A ‘meeting of the minds’ is a cliché often employed to suggest a pair of parties seem to be in a close agreement about something. Informally it is a useful abbreviation of a generally solid consensus. However, there are occasions where this term can be very much more specific and focused, particularity in cases with any form of legal or contractual consequence such as marriages, divorces, membership applications etc. in personal contexts or commercial contracts, employment offers, loan terms etc. in business contexts.
They can apply to two individuals or two ‘parties’ made up of several individuals or commercial ventures represented as a common cause and identity for the purposes of the agreement. In this blog we will examine the formal form of a ‘meeting of the minds’ i.e. one with legal or commercial enforced consequences and try to clarify the contexts, consequences and expectations you should consider if ever entering a meeting which requires a ‘meeting of minds’ to extract an outcome.

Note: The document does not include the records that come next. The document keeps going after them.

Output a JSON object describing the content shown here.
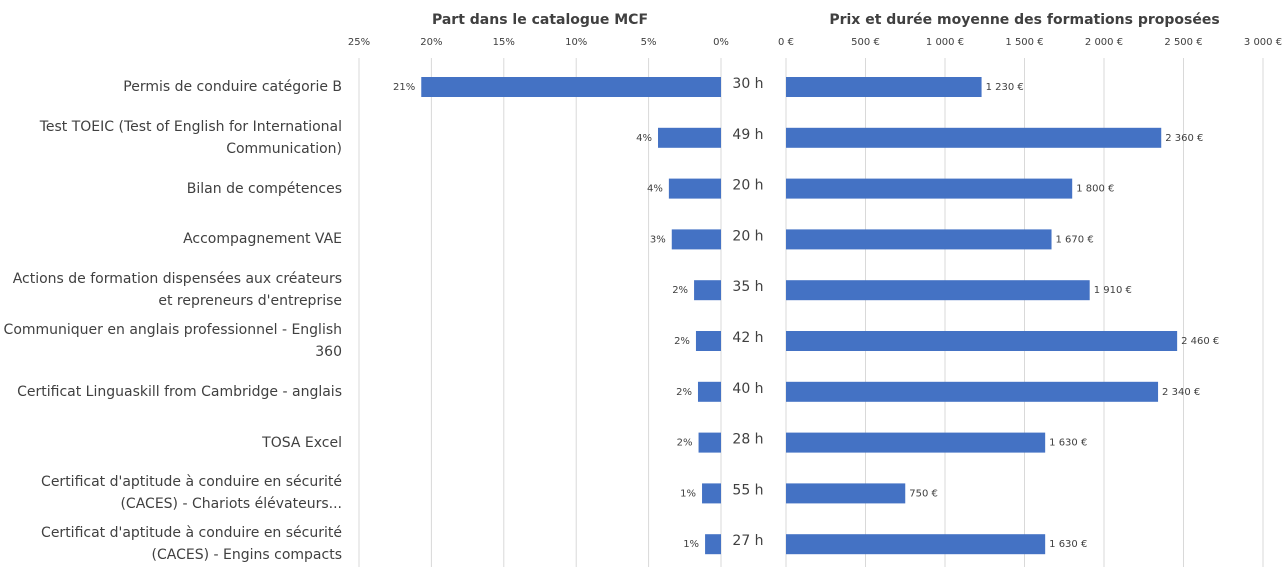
{
  "chart_data": [
    {
      "type": "hbar",
      "title": "Part dans le catalogue MCF",
      "reversed": true,
      "color": "#4472c4",
      "grid": true,
      "categories": [
        "Permis de conduire catégorie B",
        "Test TOEIC (Test of English for International Communication)",
        "Bilan de compétences",
        "Accompagnement VAE",
        "Actions de formation dispensées aux créateurs et repreneurs d'entreprise",
        "Communiquer en anglais professionnel - English 360",
        "Certificat Linguaskill from Cambridge - anglais",
        "TOSA Excel",
        "Certificat d'aptitude à conduire en sécurité (CACES) - Chariots élévateurs...",
        "Certificat d'aptitude à conduire en sécurité (CACES) - Engins compacts"
      ],
      "values": [
        20.7,
        4.35,
        3.6,
        3.4,
        1.86,
        1.73,
        1.59,
        1.55,
        1.31,
        1.1
      ],
      "value_labels": [
        "21%",
        "4%",
        "4%",
        "3%",
        "2%",
        "2%",
        "2%",
        "2%",
        "1%",
        "1%"
      ],
      "xlim": [
        0,
        25
      ],
      "xticks": [
        {
          "value": 0,
          "label": "0%"
        },
        {
          "value": 5,
          "label": "5%"
        },
        {
          "value": 10,
          "label": "10%"
        },
        {
          "value": 15,
          "label": "15%"
        },
        {
          "value": 20,
          "label": "20%"
        },
        {
          "value": 25,
          "label": "25%"
        }
      ]
    },
    {
      "type": "hbar",
      "title": "Prix et durée moyenne des formations proposées",
      "reversed": false,
      "color": "#4472c4",
      "grid": true,
      "values": [
        1230,
        2360,
        1800,
        1670,
        1910,
        2460,
        2340,
        1630,
        750,
        1630
      ],
      "value_labels": [
        "1 230 €",
        "2 360 €",
        "1 800 €",
        "1 670 €",
        "1 910 €",
        "2 460 €",
        "2 340 €",
        "1 630 €",
        "750 €",
        "1 630 €"
      ],
      "durations": [
        "30 h",
        "49 h",
        "20 h",
        "20 h",
        "35 h",
        "42 h",
        "40 h",
        "28 h",
        "55 h",
        "27 h"
      ],
      "xlim": [
        0,
        3000
      ],
      "xticks": [
        {
          "value": 0,
          "label": "0 €"
        },
        {
          "value": 500,
          "label": "500 €"
        },
        {
          "value": 1000,
          "label": "1 000 €"
        },
        {
          "value": 1500,
          "label": "1 500 €"
        },
        {
          "value": 2000,
          "label": "2 000 €"
        },
        {
          "value": 2500,
          "label": "2 500 €"
        },
        {
          "value": 3000,
          "label": "3 000 €"
        }
      ]
    }
  ]
}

A formal ‘meeting of the minds’ must occur for the agreement to become valid and (in most contexts, legally) binding. The concept usually requires the specification of a time at which involved parties acknowledge complete understanding and acceptance of the terms and conditions of the (in business contexts, contracted) agreement.

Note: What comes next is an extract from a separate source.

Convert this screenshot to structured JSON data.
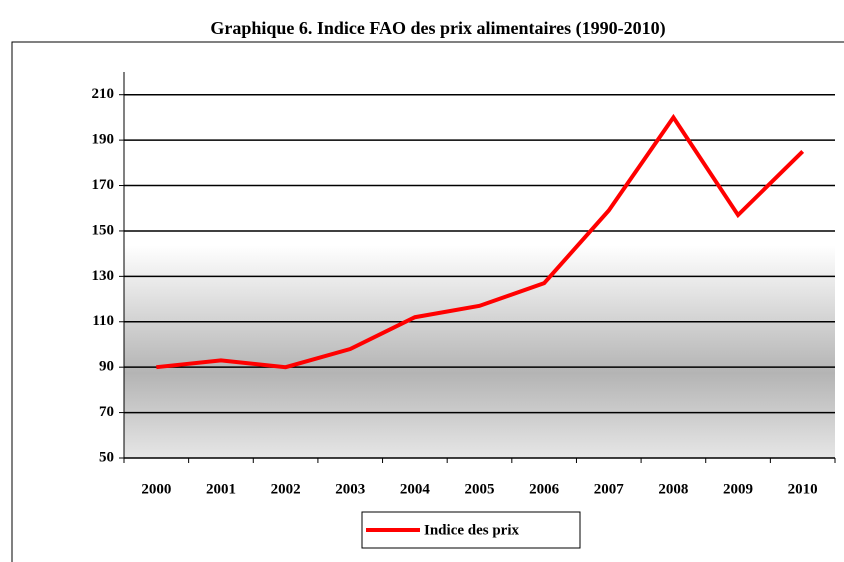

A formal ‘meeting of the minds’ is usually made tacit by means of the signatures of both parties included in the document or in the case of oral contracts, with a verbal agreement of the facts of the situation, preferable witnessed by a third party as proof and validation of the agreement.
Nevertheless, despite having entered into such agreements with assumed mutual assent between involved parties, the agreement or contract could still be challenged if afterwards there was suspected fraud, undue influence, duress, intentional misrepresentation or mutual mistake is proven (maybe not so if there are ambiguous terms, that one party misunderstood and these misunderstanding were not highlighted by them during negotiation in which case in a ‘caveat emptor’ sense the agreement would still stand).

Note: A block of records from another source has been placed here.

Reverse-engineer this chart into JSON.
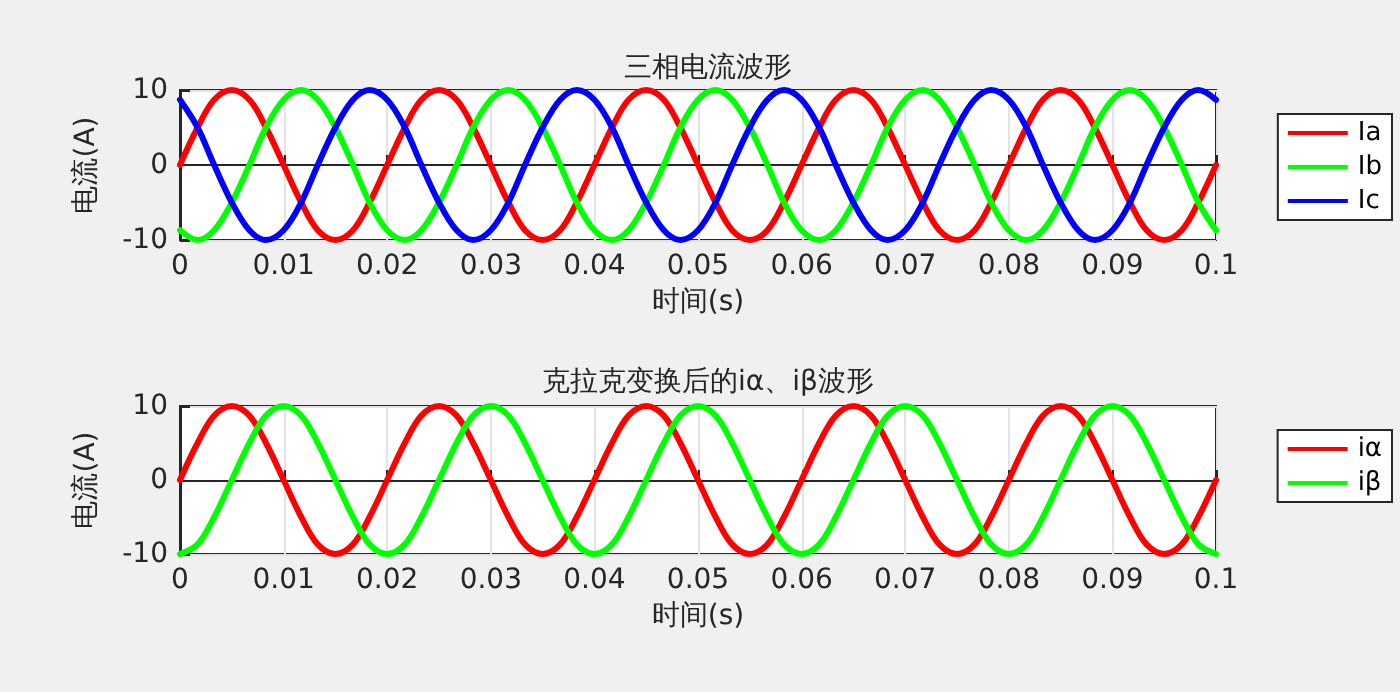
{
  "chart_data": [
    {
      "type": "line",
      "title": "三相电流波形",
      "xlabel": "时间(s)",
      "ylabel": "电流(A)",
      "x": [
        0,
        0.0017,
        0.0033,
        0.005,
        0.0067,
        0.0083,
        0.01,
        0.0117,
        0.0133,
        0.015,
        0.0167,
        0.0183,
        0.02,
        0.0217,
        0.0233,
        0.025,
        0.0267,
        0.0283,
        0.03,
        0.0317,
        0.0333,
        0.035,
        0.0367,
        0.0383,
        0.04,
        0.0417,
        0.0433,
        0.045,
        0.0467,
        0.0483,
        0.05,
        0.0517,
        0.0533,
        0.055,
        0.0567,
        0.0583,
        0.06,
        0.0617,
        0.0633,
        0.065,
        0.0667,
        0.0683,
        0.07,
        0.0717,
        0.0733,
        0.075,
        0.0767,
        0.0783,
        0.08,
        0.0817,
        0.0833,
        0.085,
        0.0867,
        0.0883,
        0.09,
        0.0917,
        0.0933,
        0.095,
        0.0967,
        0.0983,
        0.1
      ],
      "series": [
        {
          "name": "Ia",
          "color": "#ff0000",
          "values": [
            0,
            5,
            8.7,
            10,
            8.7,
            5,
            0,
            -5,
            -8.7,
            -10,
            -8.7,
            -5,
            0,
            5,
            8.7,
            10,
            8.7,
            5,
            0,
            -5,
            -8.7,
            -10,
            -8.7,
            -5,
            0,
            5,
            8.7,
            10,
            8.7,
            5,
            0,
            -5,
            -8.7,
            -10,
            -8.7,
            -5,
            0,
            5,
            8.7,
            10,
            8.7,
            5,
            0,
            -5,
            -8.7,
            -10,
            -8.7,
            -5,
            0,
            5,
            8.7,
            10,
            8.7,
            5,
            0,
            -5,
            -8.7,
            -10,
            -8.7,
            -5,
            0
          ]
        },
        {
          "name": "Ib",
          "color": "#00ff00",
          "values": [
            -8.7,
            -10,
            -8.7,
            -5,
            0,
            5,
            8.7,
            10,
            8.7,
            5,
            0,
            -5,
            -8.7,
            -10,
            -8.7,
            -5,
            0,
            5,
            8.7,
            10,
            8.7,
            5,
            0,
            -5,
            -8.7,
            -10,
            -8.7,
            -5,
            0,
            5,
            8.7,
            10,
            8.7,
            5,
            0,
            -5,
            -8.7,
            -10,
            -8.7,
            -5,
            0,
            5,
            8.7,
            10,
            8.7,
            5,
            0,
            -5,
            -8.7,
            -10,
            -8.7,
            -5,
            0,
            5,
            8.7,
            10,
            8.7,
            5,
            0,
            -5,
            -8.7
          ]
        },
        {
          "name": "Ic",
          "color": "#0000ff",
          "values": [
            8.7,
            5,
            0,
            -5,
            -8.7,
            -10,
            -8.7,
            -5,
            0,
            5,
            8.7,
            10,
            8.7,
            5,
            0,
            -5,
            -8.7,
            -10,
            -8.7,
            -5,
            0,
            5,
            8.7,
            10,
            8.7,
            5,
            0,
            -5,
            -8.7,
            -10,
            -8.7,
            -5,
            0,
            5,
            8.7,
            10,
            8.7,
            5,
            0,
            -5,
            -8.7,
            -10,
            -8.7,
            -5,
            0,
            5,
            8.7,
            10,
            8.7,
            5,
            0,
            -5,
            -8.7,
            -10,
            -8.7,
            -5,
            0,
            5,
            8.7,
            10,
            8.7
          ]
        }
      ],
      "xlim": [
        0,
        0.1
      ],
      "xticks": [
        0,
        0.01,
        0.02,
        0.03,
        0.04,
        0.05,
        0.06,
        0.07,
        0.08,
        0.09,
        0.1
      ],
      "ylim": [
        -10,
        10
      ],
      "yticks": [
        -10,
        0,
        10
      ],
      "grid": true,
      "legend": "right",
      "marker": "none",
      "line_style": "solid"
    },
    {
      "type": "line",
      "title": "克拉克变换后的iα、iβ波形",
      "xlabel": "时间(s)",
      "ylabel": "电流(A)",
      "x": [
        0,
        0.0017,
        0.0033,
        0.005,
        0.0067,
        0.0083,
        0.01,
        0.0117,
        0.0133,
        0.015,
        0.0167,
        0.0183,
        0.02,
        0.0217,
        0.0233,
        0.025,
        0.0267,
        0.0283,
        0.03,
        0.0317,
        0.0333,
        0.035,
        0.0367,
        0.0383,
        0.04,
        0.0417,
        0.0433,
        0.045,
        0.0467,
        0.0483,
        0.05,
        0.0517,
        0.0533,
        0.055,
        0.0567,
        0.0583,
        0.06,
        0.0617,
        0.0633,
        0.065,
        0.0667,
        0.0683,
        0.07,
        0.0717,
        0.0733,
        0.075,
        0.0767,
        0.0783,
        0.08,
        0.0817,
        0.0833,
        0.085,
        0.0867,
        0.0883,
        0.09,
        0.0917,
        0.0933,
        0.095,
        0.0967,
        0.0983,
        0.1
      ],
      "series": [
        {
          "name": "iα",
          "color": "#ff0000",
          "values": [
            0,
            5,
            8.7,
            10,
            8.7,
            5,
            0,
            -5,
            -8.7,
            -10,
            -8.7,
            -5,
            0,
            5,
            8.7,
            10,
            8.7,
            5,
            0,
            -5,
            -8.7,
            -10,
            -8.7,
            -5,
            0,
            5,
            8.7,
            10,
            8.7,
            5,
            0,
            -5,
            -8.7,
            -10,
            -8.7,
            -5,
            0,
            5,
            8.7,
            10,
            8.7,
            5,
            0,
            -5,
            -8.7,
            -10,
            -8.7,
            -5,
            0,
            5,
            8.7,
            10,
            8.7,
            5,
            0,
            -5,
            -8.7,
            -10,
            -8.7,
            -5,
            0
          ]
        },
        {
          "name": "iβ",
          "color": "#00ff00",
          "values": [
            -10,
            -8.7,
            -5,
            0,
            5,
            8.7,
            10,
            8.7,
            5,
            0,
            -5,
            -8.7,
            -10,
            -8.7,
            -5,
            0,
            5,
            8.7,
            10,
            8.7,
            5,
            0,
            -5,
            -8.7,
            -10,
            -8.7,
            -5,
            0,
            5,
            8.7,
            10,
            8.7,
            5,
            0,
            -5,
            -8.7,
            -10,
            -8.7,
            -5,
            0,
            5,
            8.7,
            10,
            8.7,
            5,
            0,
            -5,
            -8.7,
            -10,
            -8.7,
            -5,
            0,
            5,
            8.7,
            10,
            8.7,
            5,
            0,
            -5,
            -8.7,
            -10
          ]
        }
      ],
      "xlim": [
        0,
        0.1
      ],
      "xticks": [
        0,
        0.01,
        0.02,
        0.03,
        0.04,
        0.05,
        0.06,
        0.07,
        0.08,
        0.09,
        0.1
      ],
      "ylim": [
        -10,
        10
      ],
      "yticks": [
        -10,
        0,
        10
      ],
      "grid": true,
      "legend": "right",
      "marker": "none",
      "line_style": "solid"
    }
  ]
}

In the presence of any of the instances mentioned above, the contract may be rendered as void because in such cases, no true ‘meeting of the minds’ would be considered still valid as there is a genuine non-alignment between the two parties despite the contractually expressed understanding of the terms and conditions.
An agreement can also be voided, and a ‘meeting of the minds’ could be considered incomplete if both parties later discover and, importantly, both acknowledge that both or one of them has genuinely interpreted the agreement differently.
So be very awake and focused if you attend any meeting where such assumption of a ‘meeting of the minds’ might end in a binding outcome. Marry in haste, repent at leisure’ can apply equally to personal, commercial and business relationships: be sure of the minds you aim to meet with.